花「なんでこんなところに山本がいるのよ!」
山本「見ればわかるだろう、不審な動きがないか監視しているのさ。」
監視部屋で山本は何か不審な動きがないか監視していたようでおそらく林たちの行動を中心に見ていたはずだ。
花「ねえ!一体どこから見てたのよ!!」
山本「ふっいいもの見せてもらったよ。」
食堂を出てから山本と離れたので彼はすぐに監視部屋に入ったと思われ銃の製造を紹介するところから始まって
林と花の別行動しているところや銃の製造に加担する家入と川代を巡ってのやり取りまで見ていたはずだ。
家入「え?カメラなんてあったの?」
いろいろ見渡したがカメラらしきものは見当たらなかったので家入は疑問に思っていた。
川代「多分火災探知機についてたんじゃねえのか?」
家入「火災探知機?」
川代「火災が起きて煙から感知してそこから大きな音を立てて知らせるのさ」
軽く火災探知機について家入に説明する川代であり消防隊員としてそれなりの知識がある。
そしてその火災探知機にカメラが仕組まれていると考えている。
林「なるほど、火災探知機の警報音を利用して侵入者を知らせるんだな…」
さらに林は侵入者が来た時に監視部屋で手動で警報を発して知らせるものだと警察としての知識を交えて付け加えた。
山本「わかっているじゃないか元警察さん…」
川代「元警察だと!!」
山本は林が警察の職を失ったとみなすように「元警察さん」と発言をした。
山本「お前らが喧嘩しているところはとても滑稽だった。
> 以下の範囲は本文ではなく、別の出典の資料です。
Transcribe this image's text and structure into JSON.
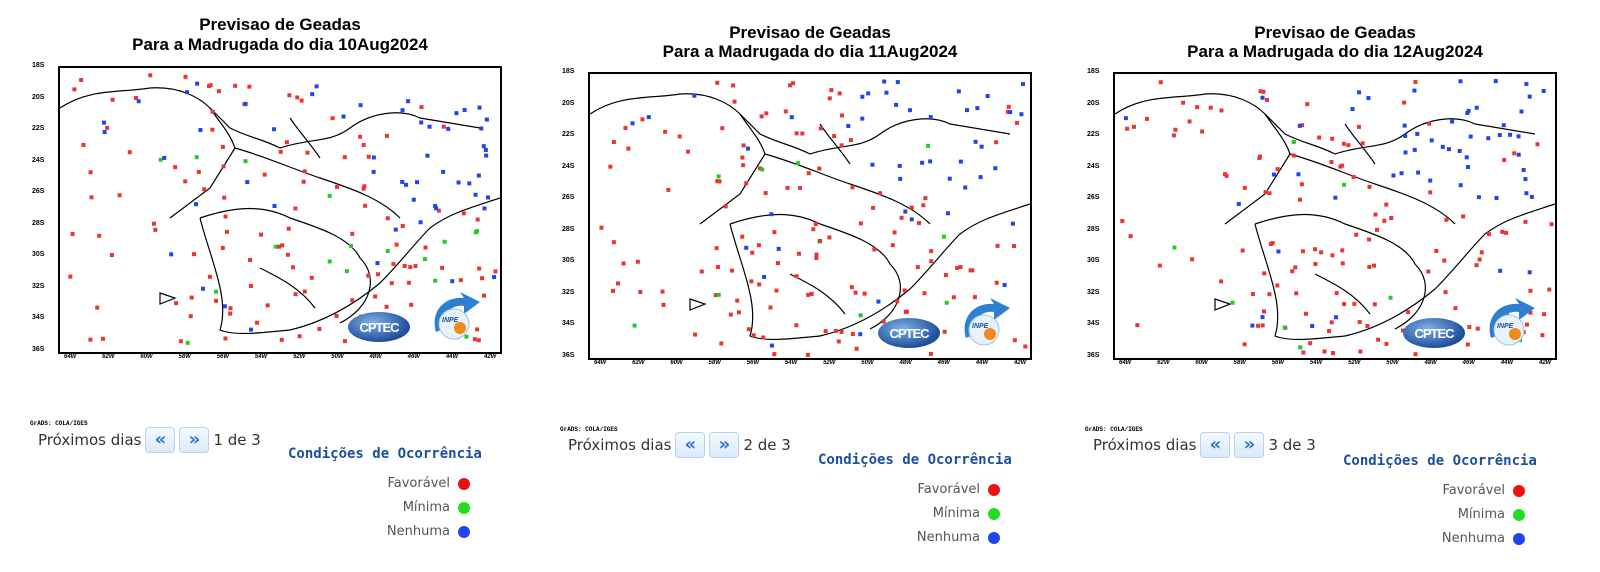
{
  "panels": [
    {
      "title_line1": "Previsao  de  Geadas",
      "title_line2": "Para a Madrugada do dia 10Aug2024",
      "nav_label": "Próximos dias",
      "prev_icon": "«",
      "next_icon": "»",
      "page": "1 de 3"
    },
    {
      "title_line1": "Previsao  de  Geadas",
      "title_line2": "Para a Madrugada do dia 11Aug2024",
      "nav_label": "Próximos dias",
      "prev_icon": "«",
      "next_icon": "»",
      "page": "2 de 3"
    },
    {
      "title_line1": "Previsao  de  Geadas",
      "title_line2": "Para a Madrugada do dia 12Aug2024",
      "nav_label": "Próximos dias",
      "prev_icon": "«",
      "next_icon": "»",
      "page": "3 de 3"
    }
  ],
  "axis": {
    "y_labels": [
      "18S",
      "20S",
      "22S",
      "24S",
      "26S",
      "28S",
      "30S",
      "32S",
      "34S",
      "36S"
    ],
    "x_labels": [
      "64W",
      "62W",
      "60W",
      "58W",
      "56W",
      "54W",
      "52W",
      "50W",
      "48W",
      "46W",
      "44W",
      "42W"
    ],
    "grads_label": "GrADS: COLA/IGES"
  },
  "logos": {
    "cptec": "CPTEC",
    "inpe": "INPE"
  },
  "legend": {
    "title": "Condições de Ocorrência",
    "items": [
      {
        "label": "Favorável",
        "color": "#ee1111"
      },
      {
        "label": "Mínima",
        "color": "#22dd22"
      },
      {
        "label": "Nenhuma",
        "color": "#2244ee"
      }
    ]
  },
  "colors": {
    "favoravel": "#ee3333",
    "minima": "#22cc22",
    "nenhuma": "#2244ee",
    "nav_accent": "#2c74c9",
    "legend_title": "#1a4fa0"
  }
}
」
山本「だが滝川の提案に素直に聞くなんてな、まあお前らにとっては苦渋の選択だが生きる道はそれしかねえよね」
家入「どうして知っているの?」
川代「なんで映像だけで細かいとこまでわかるんだよ?」
林「音声付きのカメラなのか?」
映像だけでも喧嘩している様子は動きでだいたいのことは視認することはできるが
音声付きのカメラでもやり取りの詳細まで聞くことができたのか疑問である。
山本「お前らの服にあらかじめ盗聴器を忍ばせておいたのさ」
川代「何!?いつの間に!!」
盗聴器が仕込まれていることを明かされ着ている服のどこに隠していたのか探した。
川代「くそ!こんなもの仕込みやがって!」
家入「でもどうやって?」
林「多分もうはじめからこの服に盗聴器がつけられていたんだ…」
心当たりがあれば林の言ったことが間違いない。
更衣室で白い布地の服に着た時からすで盗聴器が仕組まれていたのだ。
しかも林たちがその服を着るのであろうと想定していたかのように。
つまり今までの話が盗聴器を通して山本の耳に届いていた。
川代(おいこれやばいんじゃねえのか?)
家入(花さん、本当に何も言ってないよね?)
家入と川代の二人は顔を合わせて自分たちの作戦がバレていないか懸念していた。
花(あ〜どこまで気持ち悪い連中なのよ!)
山本「滝川、こいつらの話ではどうやら土屋氷魚の遺体は警察の手元にあるらしい」
山本「あとやつの遺体に富本銭が入っていたようだ。」
滝川「へえ〜そうですか〜」
家入「あ!!」
川代(しまった!!)
花(何やってんのよ!家さん!川代!!)
林「くそ!!別行動を取らせたのはそういうことだったのか!!」
滝川「はは、たまたまですよ」
隙きがない監視体制に舌を巻く林。
林「いったいどこまで話していたんだ!?家さん!川代!!」
盗聴器が仕込まれていたことで当然家入と川代の会話は筒抜けである。
滝川「まだ隠し事ありましたら教えてください。家入さん…」
家入「えっと…」
全身は震え背筋が凍りつく家入と川代と林、そして花も。
作戦は全てお見通しか、情報の開示を求められた家入たちはこれをどう乗り切るのか。